When travelling anywhere in the world on land, sea or air, chances are, you will travel courtesy of something made by aerospace and transportation company Bombardier based in Montreal, Canada. In 2009, it set itself the goal of carbon neutrality by 2020. In other words, it hoped to remove as much carbon dioxide from the atmosphere as it was putting in.
By 2012, Bombardier concluded it was not going to become carbon neutral by 2020 at its current rate of progress. It discounted purchasing carbon offsets because it believed it would serve its interests better by introducing new energy-saving products to market faster. That way, it would achieve its objectives vicariously through the decisions of its customers. But that was not all that forward-thinking Bombardier did. It also set itself the following inward-facing objectives:
- Reduce carbon footprint through efficient use of energy and less emissions
- Involve the Bombardier workforce to raise awareness of behaving responsibly
- Implement sustainable initiatives to further reduce the company carbon footprint
At its Wichita site, Bombardier (a) fitted a white roof and insulation reducing summer energy consumption by 40%, (b) added an energy recovery wheel to balance air circulation, and (c) introduced skylights with integrated controllers to lower energy consumption by lighting.

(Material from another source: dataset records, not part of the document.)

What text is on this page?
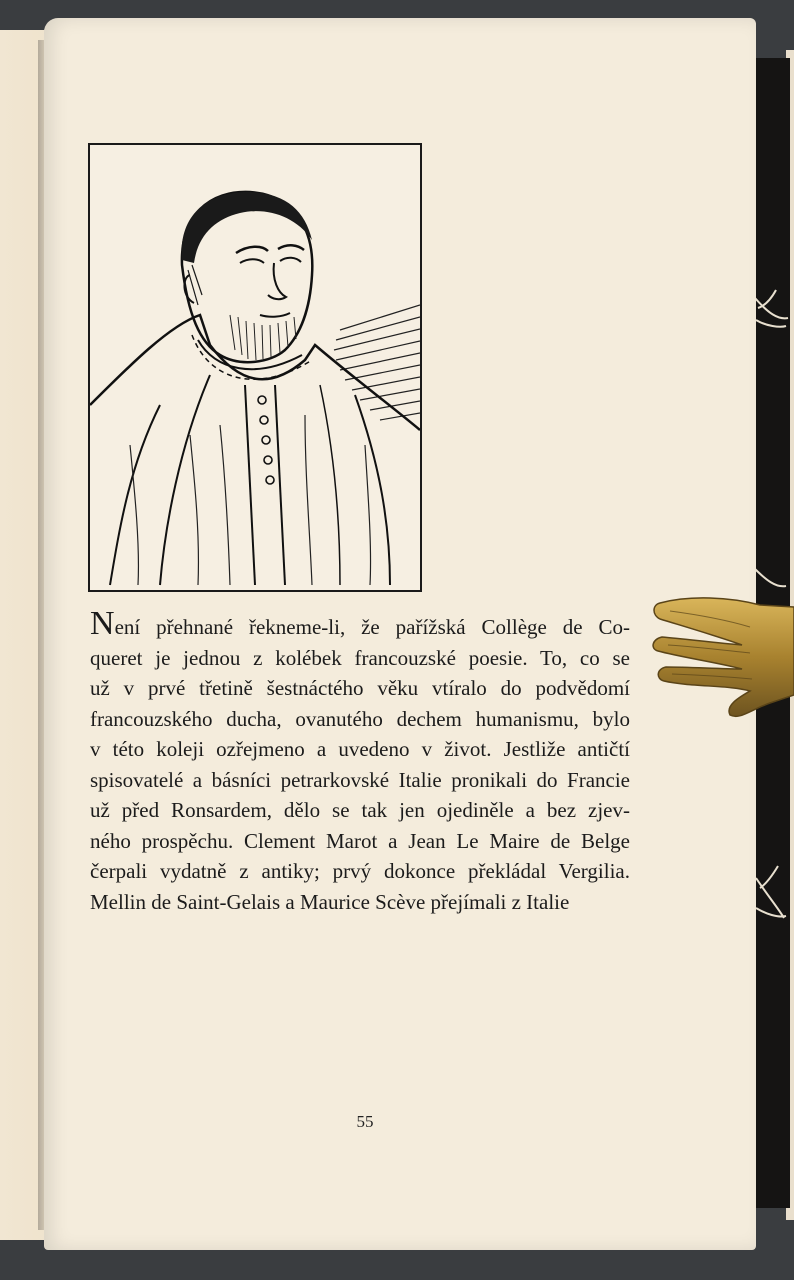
Není přehnané řekneme-li, že pařížská Collège de Co-
queret je jednou z kolébek francouzské poesie. To, co se
už v prvé třetině šestnáctého věku vtíralo do podvědomí
francouzského ducha, ovanutého dechem humanismu, bylo
v této koleji ozřejmeno a uvedeno v život. Jestliže antičtí
spisovatelé a básníci petrarkovské Italie pronikali do Francie
už před Ronsardem, dělo se tak jen ojediněle a bez zjev-
ného prospěchu. Clement Marot a Jean Le Maire de Belge
čerpali vydatně z antiky; prvý dokonce překládal Vergilia.
Mellin de Saint-Gelais a Maurice Scève přejímali z Italie
55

At Mirabel, it enhanced the flue-gas management system by adding a pressure differential damper.
At Belfast, Bombardier (a) optimised HVAC systems to reduce pressure on chilling and air-handling plants, (b) installed solar panels on the roof, and (c) obtained approval for a waste-to-energy plant that will convert 120,000 tonnes of non-recyclable waste material annually.
By the end of 2013, Bombardier had already beaten its immediate targets by:
- Reducing energy consumption by 11% against 2009
- Reducing greenhouse gas emission by 23% against 2009
- Reducing water consumption by 6% against 2012
Bombardier will never stop striving to reach its goal of carbon neutrality by 2020. It has a number of other projects in the pipeline waiting for scarce resources to fund them. During 2014, it continued with energy efficient upgrades at its French, Hungarian, Polish, Swiss, and UK plants.
These include consumption monitoring systems, LEDs for workshop lighting, new heating systems, and outdoor energy-saving tower lighting. The monitoring is important because it helps Bombardier focus effort, and provides measured proof of progress.